Vier Saison-Niederlagen kassierte Fortuna II im Paul-Janes-Stadion bereits. Die Stürmer treffen das Tor nicht.

Düsseldorf. Von einem Heimkomplex möchte Sebastian Michalsky nichts wissen. "Es gibt doch nichts Schöneres, als vor eigenem Publikum Fußball zu spielen", sagt der Kapitän von Fortunas Zweitvertretung.

Darum ist es auch dem 26-Jährigen ein Rätsel, wieso es gerade im Paul-Janes-Stadion wie schon in der Rückrunde der vergangenen Spielzeit für ihn und seine Teamkollegen nicht laufen will. Einem Sieg und einem Remis stehen in dieser Spielzeit wieder vier Niederlagen gegenüber.

Das Team ist mittlerweile auf Tabellenplatz 15 abgerutscht

"Das Schlimme ist, dass wir zu Hause meist auch noch schlecht spielen", erklärt Michalsky und gibt die Richtung für den anstehenden Heimauftritt gegen den Tabellensiebten SC Verl vor: "Wir wollen unseren Zuschauern endlich wieder ein schönes Spiel bieten und drei Punkte gewinnen."

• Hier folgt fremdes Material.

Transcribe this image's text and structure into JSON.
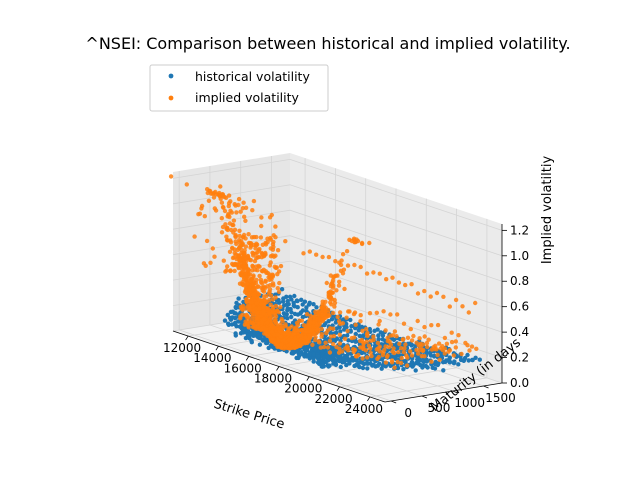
{
  "chart_data": {
    "type": "scatter",
    "projection": "3d",
    "title": "^NSEI: Comparison between historical and implied volatility.",
    "xlabel": "Strike Price",
    "ylabel": "Maturity (in days",
    "zlabel": "Implied volatiltiy",
    "xlim": [
      11000,
      25000
    ],
    "ylim": [
      -100,
      1800
    ],
    "zlim": [
      0,
      1.25
    ],
    "xticks": [
      "12000",
      "14000",
      "16000",
      "18000",
      "20000",
      "22000",
      "24000"
    ],
    "yticks": [
      "0",
      "500",
      "1000",
      "1500"
    ],
    "zticks": [
      "0.0",
      "0.2",
      "0.4",
      "0.6",
      "0.8",
      "1.0",
      "1.2"
    ],
    "grid": true,
    "legend": "upper-left",
    "series": [
      {
        "name": "historical volatility",
        "color": "#1f77b4"
      },
      {
        "name": "implied volatility",
        "color": "#ff7f0e"
      }
    ]
  }
}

Vor allem Letztere wären eminent wichtig. Denn auf Tabellenplatz 15 liegt die Elf von Goran Vucic nur noch einen Zähler vor den Abstiegsrängen. Dabei wäre für die Flingerner durchaus mehr möglich, wenn sie nur mehr Konstanz an den Tag legen würden.

"Spielerisch zählen wir in der Liga zu den besseren Teams."

Sebastian Michalsky

"Spielerisch zählen wir in der Liga meiner Meinung nach zu den besseren Teams. Aber wir schaffen es nicht, Woche für Woche die Grundtugenden abzurufen", sagt Michalsky. Dabei denkt der Mittelfeldspieler vor allem an das letzte Heimspiel gegen den 1.FC Köln zurück.

"Die 0:3-Niederlage hat uns mächtig gewurmt. Denn damals mussten wir uns zurecht den Vorwurf gefallen lassen, nicht 100 Prozent gegeben zu haben", gesteht der Mann, der bereits 41 Mal in der Regionalliga auflief. Gegen Verl soll das am Samstag wieder ganz anders aussehen. "Wir müssen laufen, kämpfen und defensiv gut stehen, dann kommt der Rest von alleine", sagt Michalsky.

Defensive ist der Schlüssel zum Erfolg

Dass ihm und seinen Kollegen im eigenen Stadion bisher erst vier Treffer gelangen, macht Michalsky nicht nervös. "Wir haben kein Sturmproblem", betont der frühere Wuppertaler. Den Schlüssel zu eigenen Torerfolgen sieht Michalsky ohnehin weiter hinten.

"Je länger wir hinten die Null halten, desto einfacher wird es doch für unsere Stürmer. Denn dann gibt uns auch der Gegner irgendwann einmal Räume", sagt der Schütze des letzten Fortuna-Tores. Fehlt nun nur noch die Umsetzung des Plans. Dann darf sich Fortunas Anhang endlich wieder auf ein gutes Heimspiel der "Zwoten" freuen.